La Revolución Francesa nos ofrece un ejemplo fundacional y sumamente esclarecedor de que la conservación de los monumentos del pasado (cercano o lejano) por su interés artístico, histórico o educativo no equivale a ratificar sus valores de fábrica, celebrativos y admirativos, sino exactamente lo contrario. Una obviedad de Perogrullo que tiende a olvidarse a menudo debido al secular sometimiento del patrimonio histórico al cuento de las identidades nacionales o a otros intereses gregarios. En cierto sentido, el monumento histórico es la más antigua y prolífica clase de antimonumento que puebla nuestras ciudades, muy anterior a la contramonumentalidad surgida en el arte alemán a finales del siglo XX. Lo que ahora llamamos patrimonios “incómodos” (en realidad, a poco que escarbemos, todos lo son) no deberían ni permanecer intocables, como predica la extrema derecha, ni borrarse del mapa, como quiere la extrema izquierda. Lo que debemos alentar es su uso y conservación crítica, en el sentido que Nietzsche da a la palabra en la Segunda intempestiva, máxime en tiempos, como el presente, de vertiginoso ascenso del culto a la Memoria.
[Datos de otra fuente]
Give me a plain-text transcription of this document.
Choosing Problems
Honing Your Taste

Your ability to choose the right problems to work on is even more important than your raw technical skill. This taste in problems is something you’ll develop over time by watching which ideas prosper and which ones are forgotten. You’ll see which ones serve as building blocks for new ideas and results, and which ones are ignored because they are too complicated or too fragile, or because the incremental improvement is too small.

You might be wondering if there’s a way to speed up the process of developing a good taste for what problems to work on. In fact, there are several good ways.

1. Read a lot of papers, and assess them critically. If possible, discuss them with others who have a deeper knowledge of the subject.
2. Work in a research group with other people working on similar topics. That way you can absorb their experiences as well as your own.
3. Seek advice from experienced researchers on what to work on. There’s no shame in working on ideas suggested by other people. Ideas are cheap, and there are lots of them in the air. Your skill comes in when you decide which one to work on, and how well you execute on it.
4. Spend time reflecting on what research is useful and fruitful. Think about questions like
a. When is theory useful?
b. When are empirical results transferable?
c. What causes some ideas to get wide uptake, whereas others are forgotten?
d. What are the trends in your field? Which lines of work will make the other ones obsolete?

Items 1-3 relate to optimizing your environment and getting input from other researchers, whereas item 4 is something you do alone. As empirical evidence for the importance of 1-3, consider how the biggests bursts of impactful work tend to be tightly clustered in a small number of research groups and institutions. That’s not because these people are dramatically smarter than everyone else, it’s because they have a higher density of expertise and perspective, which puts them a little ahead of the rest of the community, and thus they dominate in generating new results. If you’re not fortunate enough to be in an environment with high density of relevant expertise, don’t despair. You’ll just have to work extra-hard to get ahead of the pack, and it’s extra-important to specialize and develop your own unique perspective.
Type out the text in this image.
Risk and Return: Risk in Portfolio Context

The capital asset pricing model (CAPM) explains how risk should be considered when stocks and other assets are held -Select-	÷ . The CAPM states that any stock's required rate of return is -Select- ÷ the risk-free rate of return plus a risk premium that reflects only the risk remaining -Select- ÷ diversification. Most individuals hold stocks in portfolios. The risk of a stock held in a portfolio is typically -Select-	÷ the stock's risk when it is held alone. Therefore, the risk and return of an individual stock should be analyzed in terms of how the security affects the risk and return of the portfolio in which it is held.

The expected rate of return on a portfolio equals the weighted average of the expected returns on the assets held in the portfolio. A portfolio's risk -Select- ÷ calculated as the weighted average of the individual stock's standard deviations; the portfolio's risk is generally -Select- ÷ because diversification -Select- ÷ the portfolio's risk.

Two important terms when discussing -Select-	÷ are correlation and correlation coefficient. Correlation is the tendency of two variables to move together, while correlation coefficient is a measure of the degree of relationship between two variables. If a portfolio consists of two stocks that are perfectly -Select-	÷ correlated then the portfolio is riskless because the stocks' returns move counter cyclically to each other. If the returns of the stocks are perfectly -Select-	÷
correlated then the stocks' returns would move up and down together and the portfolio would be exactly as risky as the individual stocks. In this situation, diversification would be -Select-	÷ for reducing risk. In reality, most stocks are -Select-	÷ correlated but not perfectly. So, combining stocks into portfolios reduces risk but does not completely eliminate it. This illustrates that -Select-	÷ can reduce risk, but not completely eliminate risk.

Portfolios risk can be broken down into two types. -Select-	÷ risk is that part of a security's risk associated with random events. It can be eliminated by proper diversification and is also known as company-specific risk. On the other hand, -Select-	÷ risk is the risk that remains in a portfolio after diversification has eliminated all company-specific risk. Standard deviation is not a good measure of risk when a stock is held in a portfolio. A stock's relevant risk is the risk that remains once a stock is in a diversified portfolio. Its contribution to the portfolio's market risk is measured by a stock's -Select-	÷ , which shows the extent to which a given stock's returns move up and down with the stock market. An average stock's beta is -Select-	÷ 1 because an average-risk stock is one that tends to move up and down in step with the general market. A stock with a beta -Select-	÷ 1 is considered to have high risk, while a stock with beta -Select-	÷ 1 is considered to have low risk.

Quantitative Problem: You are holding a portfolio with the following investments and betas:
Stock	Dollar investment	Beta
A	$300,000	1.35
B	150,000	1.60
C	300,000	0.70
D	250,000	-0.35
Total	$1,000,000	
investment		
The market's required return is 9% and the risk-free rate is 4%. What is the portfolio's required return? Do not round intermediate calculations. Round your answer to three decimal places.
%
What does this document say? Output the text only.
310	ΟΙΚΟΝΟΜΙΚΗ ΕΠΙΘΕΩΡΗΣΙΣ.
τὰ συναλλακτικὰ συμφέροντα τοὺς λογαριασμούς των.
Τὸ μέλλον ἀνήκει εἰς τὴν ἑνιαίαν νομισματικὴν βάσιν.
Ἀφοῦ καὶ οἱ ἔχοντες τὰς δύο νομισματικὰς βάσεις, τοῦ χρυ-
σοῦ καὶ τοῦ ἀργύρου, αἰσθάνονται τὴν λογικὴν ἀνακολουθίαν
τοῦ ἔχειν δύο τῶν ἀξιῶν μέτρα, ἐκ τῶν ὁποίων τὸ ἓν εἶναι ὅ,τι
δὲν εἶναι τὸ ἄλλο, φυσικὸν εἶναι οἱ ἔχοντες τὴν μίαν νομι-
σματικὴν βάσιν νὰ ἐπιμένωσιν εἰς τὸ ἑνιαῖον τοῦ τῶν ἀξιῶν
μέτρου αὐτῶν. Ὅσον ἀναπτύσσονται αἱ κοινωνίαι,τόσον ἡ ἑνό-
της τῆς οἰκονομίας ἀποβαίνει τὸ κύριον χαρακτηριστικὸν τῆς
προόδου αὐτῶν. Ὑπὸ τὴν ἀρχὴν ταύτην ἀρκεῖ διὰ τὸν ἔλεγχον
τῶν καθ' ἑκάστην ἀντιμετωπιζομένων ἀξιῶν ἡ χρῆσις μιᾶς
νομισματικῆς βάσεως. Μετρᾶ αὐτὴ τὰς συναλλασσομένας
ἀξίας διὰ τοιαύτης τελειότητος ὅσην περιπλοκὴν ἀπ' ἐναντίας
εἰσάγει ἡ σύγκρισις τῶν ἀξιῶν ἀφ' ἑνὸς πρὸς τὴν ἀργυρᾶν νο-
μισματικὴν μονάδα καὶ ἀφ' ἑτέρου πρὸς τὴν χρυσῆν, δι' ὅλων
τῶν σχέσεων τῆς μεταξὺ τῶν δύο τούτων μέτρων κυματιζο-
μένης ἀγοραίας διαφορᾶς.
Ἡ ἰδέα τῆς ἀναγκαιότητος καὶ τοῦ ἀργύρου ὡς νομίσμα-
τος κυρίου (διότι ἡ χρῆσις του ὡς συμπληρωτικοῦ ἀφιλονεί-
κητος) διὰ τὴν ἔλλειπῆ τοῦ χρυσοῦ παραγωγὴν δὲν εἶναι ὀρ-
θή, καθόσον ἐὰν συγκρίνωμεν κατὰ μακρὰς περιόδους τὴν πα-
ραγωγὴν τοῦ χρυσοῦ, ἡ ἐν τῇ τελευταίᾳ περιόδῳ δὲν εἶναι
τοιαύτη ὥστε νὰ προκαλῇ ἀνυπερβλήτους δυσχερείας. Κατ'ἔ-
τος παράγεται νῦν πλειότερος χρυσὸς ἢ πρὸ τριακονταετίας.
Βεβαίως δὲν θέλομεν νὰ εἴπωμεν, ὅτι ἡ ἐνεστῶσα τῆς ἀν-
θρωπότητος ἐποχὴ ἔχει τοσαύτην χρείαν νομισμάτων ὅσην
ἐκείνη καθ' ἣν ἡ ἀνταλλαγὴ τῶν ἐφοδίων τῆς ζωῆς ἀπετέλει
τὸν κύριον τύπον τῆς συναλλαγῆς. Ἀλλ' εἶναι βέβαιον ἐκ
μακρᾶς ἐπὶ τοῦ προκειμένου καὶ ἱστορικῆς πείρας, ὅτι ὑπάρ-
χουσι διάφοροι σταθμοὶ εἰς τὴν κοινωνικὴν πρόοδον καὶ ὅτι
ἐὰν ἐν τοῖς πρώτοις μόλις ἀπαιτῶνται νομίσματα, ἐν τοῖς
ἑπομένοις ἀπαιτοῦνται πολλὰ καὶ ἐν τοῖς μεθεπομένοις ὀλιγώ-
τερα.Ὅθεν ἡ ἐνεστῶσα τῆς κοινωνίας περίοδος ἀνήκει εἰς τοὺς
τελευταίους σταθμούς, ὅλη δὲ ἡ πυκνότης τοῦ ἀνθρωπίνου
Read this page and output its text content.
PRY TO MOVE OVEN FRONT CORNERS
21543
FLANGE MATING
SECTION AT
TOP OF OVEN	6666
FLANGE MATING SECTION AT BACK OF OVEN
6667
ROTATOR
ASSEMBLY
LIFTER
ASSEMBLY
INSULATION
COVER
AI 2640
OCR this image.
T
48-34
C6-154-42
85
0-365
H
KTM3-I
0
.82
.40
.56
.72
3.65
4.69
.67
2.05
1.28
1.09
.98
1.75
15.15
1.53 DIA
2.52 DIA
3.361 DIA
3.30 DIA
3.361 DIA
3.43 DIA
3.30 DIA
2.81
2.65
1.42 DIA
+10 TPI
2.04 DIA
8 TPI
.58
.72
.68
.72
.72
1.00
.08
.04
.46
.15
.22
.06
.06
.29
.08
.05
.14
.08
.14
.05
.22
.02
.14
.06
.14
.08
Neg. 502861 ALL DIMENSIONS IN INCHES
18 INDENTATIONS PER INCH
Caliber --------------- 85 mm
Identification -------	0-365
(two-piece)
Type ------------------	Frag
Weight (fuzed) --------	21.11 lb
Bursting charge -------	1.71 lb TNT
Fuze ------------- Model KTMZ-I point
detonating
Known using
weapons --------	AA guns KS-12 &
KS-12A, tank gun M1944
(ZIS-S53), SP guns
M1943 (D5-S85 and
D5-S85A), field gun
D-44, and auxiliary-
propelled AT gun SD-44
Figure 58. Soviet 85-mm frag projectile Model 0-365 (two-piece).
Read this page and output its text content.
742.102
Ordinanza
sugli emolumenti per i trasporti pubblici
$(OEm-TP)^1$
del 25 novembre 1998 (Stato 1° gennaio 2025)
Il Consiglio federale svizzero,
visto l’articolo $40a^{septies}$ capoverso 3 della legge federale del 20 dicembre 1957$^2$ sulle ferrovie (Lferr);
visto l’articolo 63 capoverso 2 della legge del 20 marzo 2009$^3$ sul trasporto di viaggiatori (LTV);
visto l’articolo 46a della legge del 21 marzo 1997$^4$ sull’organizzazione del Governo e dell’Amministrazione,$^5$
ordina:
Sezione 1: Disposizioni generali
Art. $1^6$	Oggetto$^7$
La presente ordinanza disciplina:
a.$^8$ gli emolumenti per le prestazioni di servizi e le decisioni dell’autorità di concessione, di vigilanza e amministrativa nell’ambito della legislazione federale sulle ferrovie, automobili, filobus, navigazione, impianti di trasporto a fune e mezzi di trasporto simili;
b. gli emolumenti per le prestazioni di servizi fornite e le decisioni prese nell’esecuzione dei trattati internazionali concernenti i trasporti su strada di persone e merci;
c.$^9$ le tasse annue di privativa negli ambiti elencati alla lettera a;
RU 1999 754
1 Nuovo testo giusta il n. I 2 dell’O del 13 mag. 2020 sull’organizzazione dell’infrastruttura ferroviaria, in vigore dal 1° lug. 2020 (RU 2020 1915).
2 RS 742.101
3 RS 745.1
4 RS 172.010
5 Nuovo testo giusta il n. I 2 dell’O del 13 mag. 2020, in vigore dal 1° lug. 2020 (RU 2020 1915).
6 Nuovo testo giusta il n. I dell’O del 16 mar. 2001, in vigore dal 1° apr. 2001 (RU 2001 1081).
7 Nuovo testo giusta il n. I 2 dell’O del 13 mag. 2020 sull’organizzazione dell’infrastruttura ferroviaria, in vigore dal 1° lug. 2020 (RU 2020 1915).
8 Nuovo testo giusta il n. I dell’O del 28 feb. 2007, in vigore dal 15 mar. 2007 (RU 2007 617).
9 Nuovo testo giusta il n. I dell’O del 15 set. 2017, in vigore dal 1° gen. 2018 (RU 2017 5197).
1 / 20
Y es que los, digamos, (anti)monumentos históricos son una demostración incomparable de que los “lugares de memoria” pueden perfectamente fomentarse sin sacrificar a su costa los “lugares de historia”.

Nada resume mejor estas líneas que la reciente “historización” (storicizzazione) por los artistas Arnold Holzknecht y Michele Bernardi del bajorrelieve de 36 metros de longitud esculpido en los años cuarenta del siglo pasado por Hans Piffrader en la fachada de la antigua Casa del Fascio en Bolzano (sede hoy de una oficina ministerial), una obra sobrecogedora presidida por la imagen victoriosa de Mussolini a caballo y la inscripción CREDERE / OBBEDIRE / COMBATTERE (“creer, obedecer, combatir”). Holzknecht y Bernardi se han limitado a superponer al relieve un letrero luminoso con una cita de Hannah Arendt escrita en alemán, inglés y ladino: “Nadie tiene el derecho a obedecer”. La tachadura condena el monumento sin ocultar ni un milímetro de su superficie. Suprime su autoridad (o la última brizna que pudiera quedarle) sin retirar, destruir, mutilar o alterar, so pretexto de hacer desaparecer los signos del fascismo, ningún detalle de la obra susceptible de interesar al arte, a la historia o a la instrucción pública.

Daniel Rico es historiador del arte.